Source - Alliance News

Prospex Energy PLC shares fell on Monday, after it released its year-end review and business development update.

Shares in Prospex were down 11% at 4.84 pence each in London on Monday morning. In the last 12 months, the stock is down 60%.

On Monday, the Europe-focused gas and power project investor released its year-end review and business development update.

Prospex reported gross quarterly gas production of 5.7 million standard cubic meters for the third quarter of 2023, and gross revenue of €1.9 million.

In July, the group began production at its Podere Maia-1 gas well site at Selva field, Italy. Along with a reduction in debt, Prospex said this makes it ‘well positioned to capitalise on future investment opportunities.’

In October, the Podere Maia-1 well was running at 62,000 standard cubic meters per day. The company is targeting long-term production of at least 80,000 scm/d after the testing period concludes in December.

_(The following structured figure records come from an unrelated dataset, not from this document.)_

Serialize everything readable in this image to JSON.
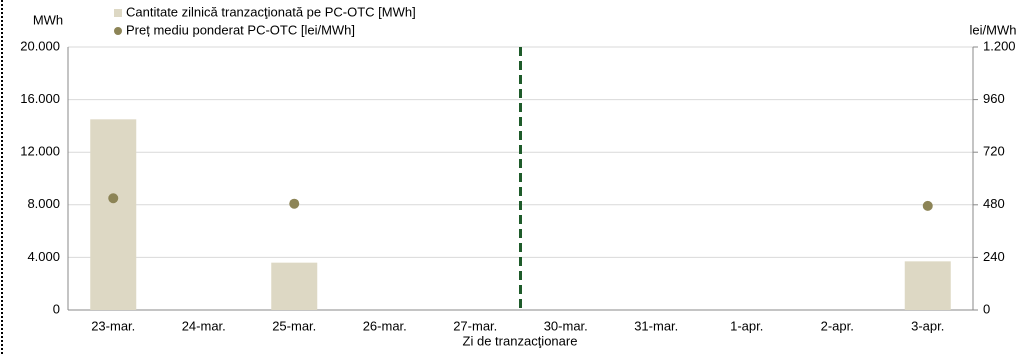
{
  "chart_data": {
    "type": "bar",
    "y_axis_label": "MWh",
    "y2_axis_label": "lei/MWh",
    "x_axis_label": "Zi de tranzacţionare",
    "categories": [
      "23-mar.",
      "24-mar.",
      "25-mar.",
      "26-mar.",
      "27-mar.",
      "30-mar.",
      "31-mar.",
      "1-apr.",
      "2-apr.",
      "3-apr."
    ],
    "series": [
      {
        "name": "Cantitate zilnică tranzacţionată pe PC-OTC [MWh]",
        "type": "bar",
        "color": "#ddd8c4",
        "values": [
          14500,
          null,
          3600,
          null,
          null,
          null,
          null,
          null,
          null,
          3700
        ]
      },
      {
        "name": "Preț mediu ponderat PC-OTC [lei/MWh]",
        "type": "scatter",
        "axis": "y2",
        "color": "#8c8456",
        "values": [
          510,
          null,
          485,
          null,
          null,
          null,
          null,
          null,
          null,
          475
        ]
      }
    ],
    "ylim": [
      0,
      20000
    ],
    "yticks": [
      0,
      {
        "value": 4000,
        "label": "4.000"
      },
      {
        "value": 8000,
        "label": "8.000"
      },
      {
        "value": 12000,
        "label": "12.000"
      },
      {
        "value": 16000,
        "label": "16.000"
      },
      {
        "value": 20000,
        "label": "20.000"
      }
    ],
    "y2lim": [
      0,
      1200
    ],
    "y2ticks": [
      0,
      240,
      480,
      720,
      960,
      {
        "value": 1200,
        "label": "1.200"
      }
    ],
    "grid": true
  }
}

By September, Prospex converted all convertible loan notes issued in July 2022 into equity at 4.25 pence each. The £1.9 million raised was used to fund the Selva development project.

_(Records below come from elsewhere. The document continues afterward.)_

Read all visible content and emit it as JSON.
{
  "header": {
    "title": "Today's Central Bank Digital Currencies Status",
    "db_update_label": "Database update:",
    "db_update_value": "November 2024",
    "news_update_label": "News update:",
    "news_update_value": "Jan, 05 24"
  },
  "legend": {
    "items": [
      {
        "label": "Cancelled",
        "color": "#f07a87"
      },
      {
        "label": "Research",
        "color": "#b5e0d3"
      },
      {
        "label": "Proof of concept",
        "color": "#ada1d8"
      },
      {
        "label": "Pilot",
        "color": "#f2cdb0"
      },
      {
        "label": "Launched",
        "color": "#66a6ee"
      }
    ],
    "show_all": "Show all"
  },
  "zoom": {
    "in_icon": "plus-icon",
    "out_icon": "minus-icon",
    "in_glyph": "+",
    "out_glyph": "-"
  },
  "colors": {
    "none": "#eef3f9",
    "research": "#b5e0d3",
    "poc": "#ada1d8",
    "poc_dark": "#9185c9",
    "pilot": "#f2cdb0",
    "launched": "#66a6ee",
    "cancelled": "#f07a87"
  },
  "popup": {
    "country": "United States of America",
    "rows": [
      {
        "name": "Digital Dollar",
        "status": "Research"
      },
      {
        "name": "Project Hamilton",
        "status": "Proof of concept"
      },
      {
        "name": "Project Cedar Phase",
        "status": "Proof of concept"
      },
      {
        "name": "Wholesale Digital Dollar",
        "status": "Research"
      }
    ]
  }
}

Selva is a joint venture between Prospex and Po Valley Operations Ltd, the two holding a 37% and 63% stake, respectively.

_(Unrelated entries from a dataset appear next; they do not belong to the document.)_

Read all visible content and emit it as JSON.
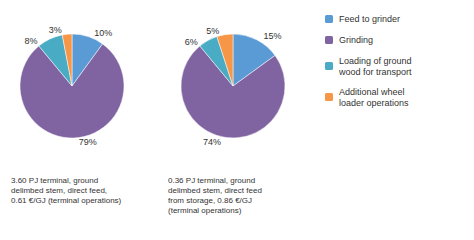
{
  "chart_data": [
    {
      "type": "pie",
      "title": "3.60 PJ terminal, ground\ndelimbed stem, direct feed,\n0.61 €/GJ (terminal operations)",
      "categories": [
        "Feed to grinder",
        "Grinding",
        "Loading of ground\nwood for transport",
        "Additional wheel\nloader operations"
      ],
      "values": [
        10,
        79,
        8,
        3
      ],
      "value_labels": [
        "10%",
        "79%",
        "8%",
        "3%"
      ],
      "colors": [
        "#5b9bd5",
        "#8064a2",
        "#4aabc5",
        "#f79646"
      ],
      "data_labels": true
    },
    {
      "type": "pie",
      "title": "0.36 PJ terminal, ground\ndelimbed stem, direct feed\nfrom storage, 0.86 €/GJ\n(terminal operations)",
      "categories": [
        "Feed to grinder",
        "Grinding",
        "Loading of ground\nwood for transport",
        "Additional wheel\nloader operations"
      ],
      "values": [
        15,
        74,
        6,
        5
      ],
      "value_labels": [
        "15%",
        "74%",
        "6%",
        "5%"
      ],
      "colors": [
        "#5b9bd5",
        "#8064a2",
        "#4aabc5",
        "#f79646"
      ],
      "data_labels": true,
      "legend": "upper right"
    }
  ]
}
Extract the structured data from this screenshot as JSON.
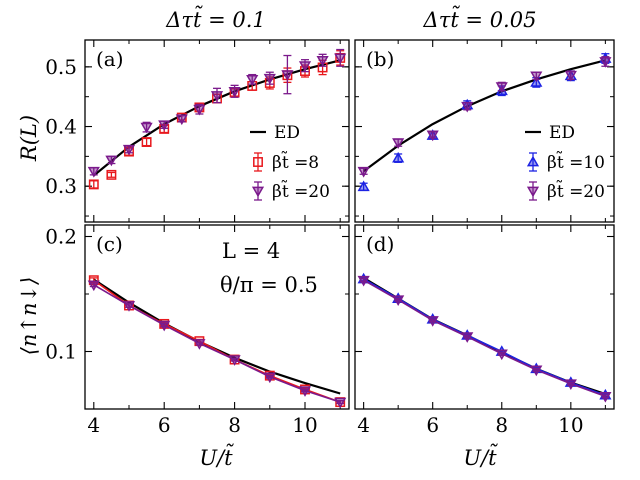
{
  "chart_data": {
    "type": "line",
    "title_left": "Δτt̃ = 0.1",
    "title_right": "Δτt̃ = 0.05",
    "xlabel": "U/t̃",
    "ylabel_top": "R(L)",
    "ylabel_bottom": "⟨n↑n↓⟩",
    "xlim": [
      3.75,
      11.25
    ],
    "xticks": [
      4,
      6,
      8,
      10
    ],
    "top_ylim": [
      0.24,
      0.545
    ],
    "top_yticks": [
      0.3,
      0.4,
      0.5
    ],
    "bottom_ylim": [
      0.05,
      0.21
    ],
    "bottom_yticks": [
      0.1,
      0.2
    ],
    "annotations": [
      "L = 4",
      "θ/π = 0.5"
    ],
    "colors": {
      "ed": "#000000",
      "red": "#e8181d",
      "purple": "#7b1a8c",
      "blue": "#1d23e3"
    },
    "panels": [
      {
        "id": "a",
        "label": "(a)",
        "row": "top",
        "col": "left",
        "ed": {
          "x": [
            4,
            5,
            6,
            7,
            8,
            9,
            10,
            11
          ],
          "y": [
            0.318,
            0.366,
            0.404,
            0.434,
            0.459,
            0.479,
            0.496,
            0.511
          ]
        },
        "series": [
          {
            "name": "βt̃ =8",
            "color": "#e8181d",
            "marker": "square",
            "x": [
              4,
              4.5,
              5,
              5.5,
              6,
              6.5,
              7,
              7.5,
              8,
              8.5,
              9,
              9.5,
              10,
              10.5,
              11
            ],
            "y": [
              0.303,
              0.319,
              0.358,
              0.374,
              0.396,
              0.415,
              0.432,
              0.447,
              0.457,
              0.468,
              0.473,
              0.486,
              0.493,
              0.499,
              0.515
            ],
            "err": [
              0.006,
              0.004,
              0.006,
              0.006,
              0.006,
              0.004,
              0.006,
              0.007,
              0.006,
              0.007,
              0.01,
              0.012,
              0.01,
              0.012,
              0.012
            ]
          },
          {
            "name": "βt̃ =20",
            "color": "#7b1a8c",
            "marker": "triangle-down",
            "x": [
              4,
              4.5,
              5,
              5.5,
              6,
              6.5,
              7,
              7.5,
              8,
              8.5,
              9,
              9.5,
              10,
              10.5,
              11
            ],
            "y": [
              0.325,
              0.344,
              0.362,
              0.399,
              0.403,
              0.413,
              0.429,
              0.452,
              0.459,
              0.479,
              0.481,
              0.487,
              0.502,
              0.511,
              0.515
            ],
            "err": [
              0.006,
              0.006,
              0.006,
              0.008,
              0.006,
              0.005,
              0.008,
              0.012,
              0.01,
              0.008,
              0.01,
              0.032,
              0.01,
              0.01,
              0.014
            ]
          }
        ],
        "legend": {
          "ed_label": "ED",
          "position": "lower-right"
        }
      },
      {
        "id": "b",
        "label": "(b)",
        "row": "top",
        "col": "right",
        "ed": {
          "x": [
            4,
            5,
            6,
            7,
            8,
            9,
            10,
            11
          ],
          "y": [
            0.325,
            0.368,
            0.404,
            0.434,
            0.459,
            0.479,
            0.496,
            0.511
          ]
        },
        "series": [
          {
            "name": "βt̃ =10",
            "color": "#1d23e3",
            "marker": "triangle-up",
            "x": [
              4,
              5,
              6,
              7,
              8,
              9,
              10,
              11
            ],
            "y": [
              0.299,
              0.347,
              0.385,
              0.436,
              0.46,
              0.474,
              0.485,
              0.514
            ],
            "err": [
              0.006,
              0.007,
              0.006,
              0.007,
              0.008,
              0.008,
              0.008,
              0.008
            ]
          },
          {
            "name": "βt̃ =20",
            "color": "#7b1a8c",
            "marker": "triangle-down",
            "x": [
              4,
              5,
              6,
              7,
              8,
              9,
              10,
              11
            ],
            "y": [
              0.325,
              0.373,
              0.386,
              0.434,
              0.467,
              0.485,
              0.486,
              0.509
            ],
            "err": [
              0.005,
              0.006,
              0.005,
              0.006,
              0.007,
              0.006,
              0.007,
              0.008
            ]
          }
        ],
        "legend": {
          "ed_label": "ED",
          "position": "lower-right"
        }
      },
      {
        "id": "c",
        "label": "(c)",
        "row": "bottom",
        "col": "left",
        "ed": {
          "x": [
            4,
            5,
            6,
            7,
            8,
            9,
            10,
            11
          ],
          "y": [
            0.1625,
            0.1425,
            0.1245,
            0.1085,
            0.0945,
            0.0825,
            0.0725,
            0.0635
          ]
        },
        "series": [
          {
            "name": "βt̃ =8",
            "color": "#e8181d",
            "marker": "square",
            "x": [
              4,
              5,
              6,
              7,
              8,
              9,
              10,
              11
            ],
            "y": [
              0.162,
              0.14,
              0.124,
              0.109,
              0.093,
              0.079,
              0.067,
              0.056
            ],
            "err": [
              0.002,
              0.0015,
              0.0015,
              0.0015,
              0.0012,
              0.0012,
              0.0012,
              0.0012
            ]
          },
          {
            "name": "βt̃ =20",
            "color": "#7b1a8c",
            "marker": "triangle-down",
            "x": [
              4,
              5,
              6,
              7,
              8,
              9,
              10,
              11
            ],
            "y": [
              0.158,
              0.14,
              0.123,
              0.107,
              0.093,
              0.078,
              0.066,
              0.056
            ],
            "err": [
              0.0015,
              0.0015,
              0.0015,
              0.0012,
              0.0012,
              0.0012,
              0.0012,
              0.0012
            ]
          }
        ],
        "legend": null
      },
      {
        "id": "d",
        "label": "(d)",
        "row": "bottom",
        "col": "right",
        "ed": {
          "x": [
            4,
            5,
            6,
            7,
            8,
            9,
            10,
            11
          ],
          "y": [
            0.164,
            0.146,
            0.128,
            0.114,
            0.099,
            0.085,
            0.073,
            0.063
          ]
        },
        "series": [
          {
            "name": "βt̃ =10",
            "color": "#1d23e3",
            "marker": "triangle-up",
            "x": [
              4,
              5,
              6,
              7,
              8,
              9,
              10,
              11
            ],
            "y": [
              0.163,
              0.146,
              0.128,
              0.114,
              0.1,
              0.085,
              0.073,
              0.062
            ],
            "err": [
              0.0015,
              0.0015,
              0.0012,
              0.0012,
              0.0012,
              0.0012,
              0.0012,
              0.0012
            ]
          },
          {
            "name": "βt̃ =20",
            "color": "#7b1a8c",
            "marker": "triangle-down",
            "x": [
              4,
              5,
              6,
              7,
              8,
              9,
              10,
              11
            ],
            "y": [
              0.162,
              0.145,
              0.127,
              0.113,
              0.098,
              0.084,
              0.072,
              0.061
            ],
            "err": [
              0.0015,
              0.0012,
              0.0012,
              0.0012,
              0.0012,
              0.0012,
              0.0012,
              0.0012
            ]
          }
        ],
        "legend": null
      }
    ]
  }
}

In February, Po Valley signed a gas sales agreement on behalf of the pair with BP Gas Marketing Ltd. Prospex previously estimated 37 million standard cubic metres of natural gas to be supplied to BPGM under the 18-month supply agreement.

Along with its El Romeral power plant in southern Spain, the development of this site now gives Prospex two cash-generative onshore assets in two European countries.

The El Romeral plant is expected to have generated gross revenues of €1.8 million in 2023.

In May, 20 hectares adjacent to the El Romeral plant were leased for 25 years through Tarba Energia SL, a Spanish affiliate of Prospex, for the development of a five megawatt solar panel project. The project ‘will produce electricity through photovoltaic solar energy and increase output from the plant by up to 60%,’ Prospex said.

The group also said that permit applications are underway for the drilling of five more wells in Spain and three in Italy.

Prospex’s Chief Executive Officer Mark Routh said: ‘As I look back on 2023, I am proud of what the company has achieved. We now have two producing, cash generative assets in Europe. This was made possible by issuing convertible loan notes last year, which enabled us to fund the Selva development project to first gas production in early July 2023 - a significant milestone.’

However, during 2023, investment opportunities in which Prospex was interested fell through.

After undertaking in-depth evaluations of several offers, two were advanced to the heads of terms stage. One of these was passed up after Prospex anticipated prohibitively high drilling and development costs.

The other, a farm-in offer, was abandoned after Prospex was advised that ‘continued challenging market conditions’ would limit support for the necessary fundraising efforts before the new year.

‘The company will continue to evaluate investment opportunities in the new year. However, and in order to minimise diluting investors, Prospex is actively pursuing the self-funded acquisition of highly prospective open-acreage in proven onshore basins in Europe,’ Prospex said.